Education and Outreach

We aim to broadly disseminate our research to enhance understanding of the ecological and evolutionary impacts of climate change to students and the public.

Education and outreach resources

TrEnCh project logo

TrEnCh-ed

We have created the TrEnCh-ed website including interactive R Shiny applications and associated tutorials to allow students and others interested to explore the ecological and evolutionary impacts of climate change through interacting with data. We offer teaching workshops introducing the resources.

TrEnCh project logo

TrEnCh-ir

Our TrEnCh-ir offers conversion of FLIR images to more useful formats and a gallery of thermal images for research, outreach, and education. The site also includes educational activities using thermal images to visualize how organisms experience their thermal environment.

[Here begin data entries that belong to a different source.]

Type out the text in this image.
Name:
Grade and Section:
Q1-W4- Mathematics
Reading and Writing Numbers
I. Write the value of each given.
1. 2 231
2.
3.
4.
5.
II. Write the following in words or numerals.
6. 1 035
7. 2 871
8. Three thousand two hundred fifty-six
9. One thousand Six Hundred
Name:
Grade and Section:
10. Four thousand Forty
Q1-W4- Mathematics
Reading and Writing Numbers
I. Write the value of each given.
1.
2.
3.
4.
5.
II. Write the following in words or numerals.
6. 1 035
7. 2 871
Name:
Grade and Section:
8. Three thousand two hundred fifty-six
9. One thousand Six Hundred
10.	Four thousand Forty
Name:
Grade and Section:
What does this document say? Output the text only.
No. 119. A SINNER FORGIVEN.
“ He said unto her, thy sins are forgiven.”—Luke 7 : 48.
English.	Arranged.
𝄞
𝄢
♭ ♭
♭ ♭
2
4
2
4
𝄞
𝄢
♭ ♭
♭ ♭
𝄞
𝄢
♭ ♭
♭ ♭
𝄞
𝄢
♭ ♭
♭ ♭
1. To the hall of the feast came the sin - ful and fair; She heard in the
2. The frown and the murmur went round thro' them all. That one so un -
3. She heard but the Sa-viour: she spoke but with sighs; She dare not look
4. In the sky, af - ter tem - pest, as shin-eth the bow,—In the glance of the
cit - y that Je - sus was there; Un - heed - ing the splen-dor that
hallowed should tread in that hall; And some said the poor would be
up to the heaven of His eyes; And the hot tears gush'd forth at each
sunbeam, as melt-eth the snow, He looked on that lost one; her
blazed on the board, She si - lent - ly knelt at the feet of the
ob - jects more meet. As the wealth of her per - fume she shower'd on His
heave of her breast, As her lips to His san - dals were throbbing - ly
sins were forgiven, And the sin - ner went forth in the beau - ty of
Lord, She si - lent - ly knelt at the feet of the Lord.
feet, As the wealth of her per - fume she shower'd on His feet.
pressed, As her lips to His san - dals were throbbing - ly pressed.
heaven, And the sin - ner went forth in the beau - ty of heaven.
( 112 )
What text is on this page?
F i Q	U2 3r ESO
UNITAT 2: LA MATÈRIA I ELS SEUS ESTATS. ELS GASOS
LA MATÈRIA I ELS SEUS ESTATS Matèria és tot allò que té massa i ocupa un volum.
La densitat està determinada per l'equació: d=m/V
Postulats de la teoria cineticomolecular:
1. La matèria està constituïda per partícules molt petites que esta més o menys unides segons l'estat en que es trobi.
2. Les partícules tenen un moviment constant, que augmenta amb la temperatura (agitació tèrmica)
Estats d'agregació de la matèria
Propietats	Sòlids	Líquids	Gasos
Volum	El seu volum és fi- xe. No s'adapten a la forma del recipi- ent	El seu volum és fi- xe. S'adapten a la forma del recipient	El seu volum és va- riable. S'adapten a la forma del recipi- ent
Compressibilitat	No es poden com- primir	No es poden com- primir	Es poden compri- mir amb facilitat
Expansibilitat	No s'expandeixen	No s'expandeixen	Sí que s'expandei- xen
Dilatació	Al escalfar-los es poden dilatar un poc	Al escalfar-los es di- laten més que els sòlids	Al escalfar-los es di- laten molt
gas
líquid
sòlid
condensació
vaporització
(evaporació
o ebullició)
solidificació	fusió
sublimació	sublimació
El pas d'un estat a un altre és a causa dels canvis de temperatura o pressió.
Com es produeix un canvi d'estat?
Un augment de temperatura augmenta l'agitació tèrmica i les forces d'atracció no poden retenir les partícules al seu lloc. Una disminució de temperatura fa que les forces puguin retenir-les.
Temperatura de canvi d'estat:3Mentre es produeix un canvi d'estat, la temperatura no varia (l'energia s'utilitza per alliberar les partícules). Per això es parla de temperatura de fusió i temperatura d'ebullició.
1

Our @trenchproject instagram feed includes thermal images exploring the thermal complexity of life. Please get in touch with Lauren if you have images you’d like to contribute or if you’d like to borrow a camera to take images to contribute. If you’d like to contribute, you can either post directly to the account or we’ll provide a Google Drive folder for you to upload images to and we can post on your behalf.

Any images that highlight the thermal complexity of life are a good fit. Examples include landscapes with variations in sun and shade or different types of surfaces. Animals and plants exhibiting thermal variability or in thermally variable landscapes are great. Objects and people are fine too if aligned with the goal of helping students and the public understand why temperatures vary and how that might influence thermal stress and sensitivity to climate change. Any style and length of caption is fine. It is helpful for education purposes to try to describe the thermal variation and why it occurs.

We’ve taken most of the images using an inexpensive FLIR ONE camera attached to a phone. The camera’s hybrid visual IR images can facilitate interpretation over traditional IR cameras. We’ve also been using FLIR ONEs since we’re much more likely to carry around the small attachment relative to a traditional IR camera. However, images from any IR camera are welcome. We also welcome visual images that can be paired with IR images to aid interpretation.

Biophysical ecology tutorials

We’ve developed a series of tutorials aimed at graduate students interested in biophysical ecology. The tutorials originate from a 1979 course at UW entitled “Physical Prcoesses in Ecosystems” and Mike Kearney, U Melbourne, contributed additional tutorials. The tutorials align with the TrenchR package.

Undergraduate course resources

Professor Buckley teaches a course in Physiological Ecology and Evolution as well as a course in Climate Change Biology. We aim to collaborative develop course resources.